Several constraint families shape which candidates the cost-based path even considers. Hard constraints — force-serial execution, max depth, resource footprint — gate legality. Soft constraints — same-depth, group unions, structural shape — rank only candidates that already cleared the hard gates. The serial path consumes only the force-serial-execution constraint; every other family is silently ignored.
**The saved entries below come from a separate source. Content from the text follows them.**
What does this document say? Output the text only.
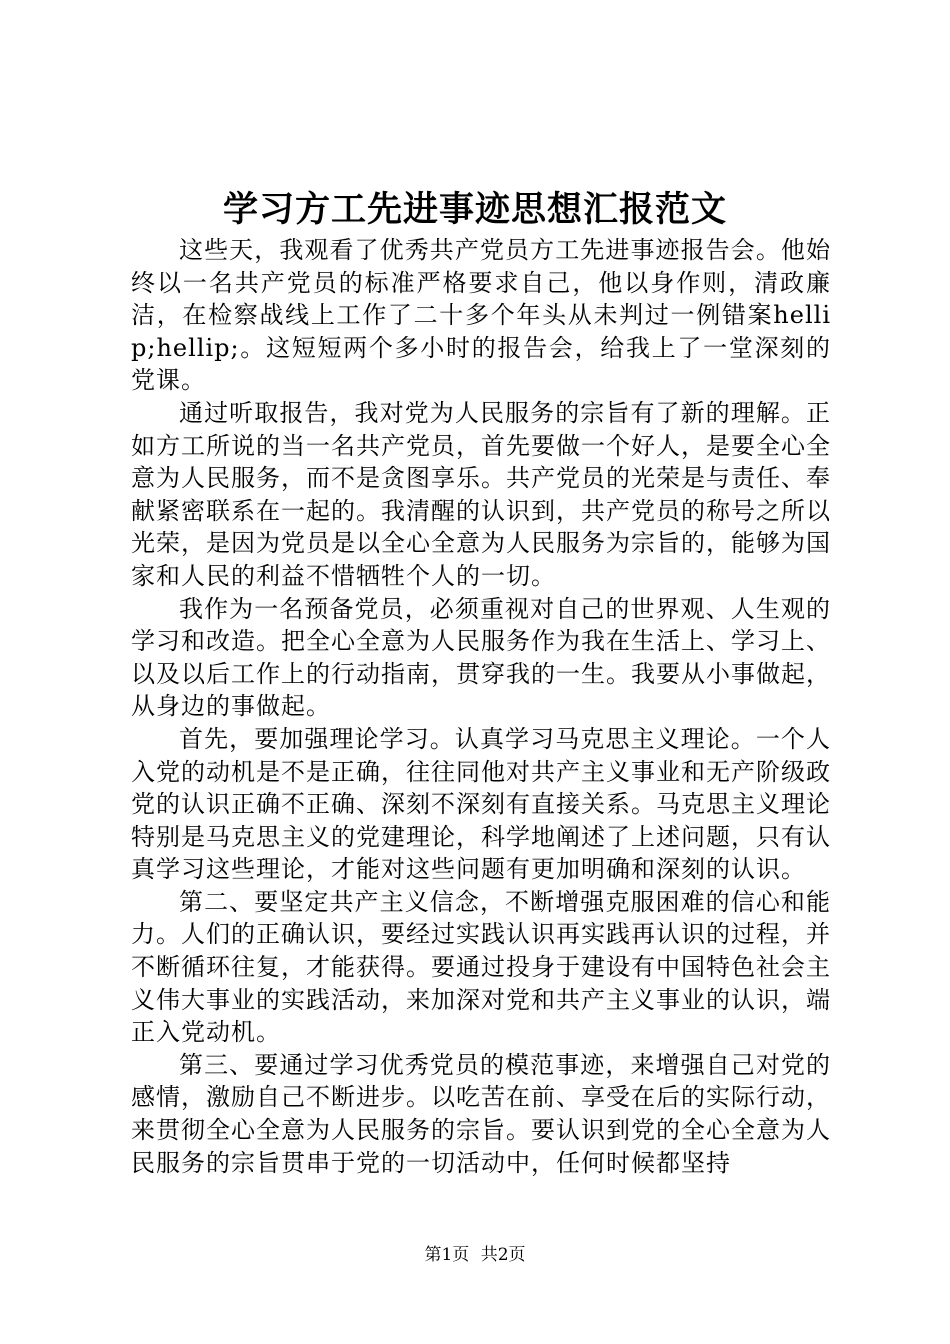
学习方工先进事迹思想汇报范文

这些天，我观看了优秀共产党员方工先进事迹报告会。他始终以一名共产党员的标准严格要求自己，他以身作则，清政廉洁，在检察战线上工作了二十多个年头从未判过一例错案hellip;hellip;。这短短两个多小时的报告会，给我上了一堂深刻的党课。

通过听取报告，我对党为人民服务的宗旨有了新的理解。正如方工所说的当一名共产党员，首先要做一个好人，是要全心全意为人民服务，而不是贪图享乐。共产党员的光荣是与责任、奉献紧密联系在一起的。我清醒的认识到，共产党员的称号之所以光荣，是因为党员是以全心全意为人民服务为宗旨的，能够为国家和人民的利益不惜牺牲个人的一切。

我作为一名预备党员，必须重视对自己的世界观、人生观的学习和改造。把全心全意为人民服务作为我在生活上、学习上、以及以后工作上的行动指南，贯穿我的一生。我要从小事做起，从身边的事做起。

首先，要加强理论学习。认真学习马克思主义理论。一个人入党的动机是不是正确，往往同他对共产主义事业和无产阶级政党的认识正确不正确、深刻不深刻有直接关系。马克思主义理论特别是马克思主义的党建理论，科学地阐述了上述问题，只有认真学习这些理论，才能对这些问题有更加明确和深刻的认识。

第二、要坚定共产主义信念，不断增强克服困难的信心和能力。人们的正确认识，要经过实践认识再实践再认识的过程，并不断循环往复，才能获得。要通过投身于建设有中国特色社会主义伟大事业的实践活动，来加深对党和共产主义事业的认识，端正入党动机。

第三、要通过学习优秀党员的模范事迹，来增强自己对党的感情，激励自己不断进步。以吃苦在前、享受在后的实际行动，来贯彻全心全意为人民服务的宗旨。要认识到党的全心全意为人民服务的宗旨贯串于党的一切活动中，任何时候都坚持

第1页 共2页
QUIRK — serial generator silently drops every constraint except force-serial-execution The serial scheduler accepts the same Constraint set as the cost-based path but consults only force-serial-execution; same-depth, group-union, structural-shape, max-depth, and resource-footprint constraints are all dropped without warning when the serial generator runs. A frontend that pins a critical resource bound expecting both paths to honour it sees the cost-based schedule respect it and the serial schedule violate it — and the user-facing diagnostic stream is identical in both cases. Bug reports of "my constraint stopped working after --force-serial-schedule" land here.

ConstraintEffect
force-serial executionselects or emulates serial ordering
max depthprevents seating a candidate beyond a configured depth
same depthforces related operations to share a depth or stage relation
union/group constraintstie operations into shared scheduling groups
structural constraintsrank or reject candidates based on dependency shape
resource constraintsreject candidates whose RRT footprint conflicts

Resolution of these constraints happens before materialization. The later Schedule::solve pass should see only the final analysis, not the live constraint-search state.

Output Contract

Both generators publish the same logical analysis so the downstream materializer can consume either result without dispatch. The analysis carries the operation-to-node map, an ordered operation/node list, the per-op (stage, order) assignment, the dependency edges, optional slot/depth/resource annotations populated only by the optimized path, and a success or failure flag. The materializer should not need to know which generator produced the analysis — except for diagnostics or instrumentation.

Usage and Contract

Callers select a generator by setting the schedule strategy field on the ScheduleOptions record before invoking TileASGenerateSchedule. The serial generator consumes only the operation tree of the scheduled block plus the tileas.schedule.constraint.force_serial_execution attribute; it ignores the per-op slot, latency, and capacity inputs. The cost-based generator additionally reads the tileas.schedule.constraint.gid, leader_gid, and max_depth attributes parsed by Schedule Constraint Attributes, the per-op footprint vectors from the Resource Constraint Builder, and the 9-element pool-capacity vector from the Blackwell Pipeline 15-Slot Model — Pool Capacity Vector. Both paths produce ScheduleAnalysis with the same field set — the optimized path simply fills the optional slot/depth/resource cells that the serial path leaves zeroed. Consumers must treat the (stage, order) pair as the public ordering key and ignore the optional cells unless they are explicitly probing the optimized path's annotations.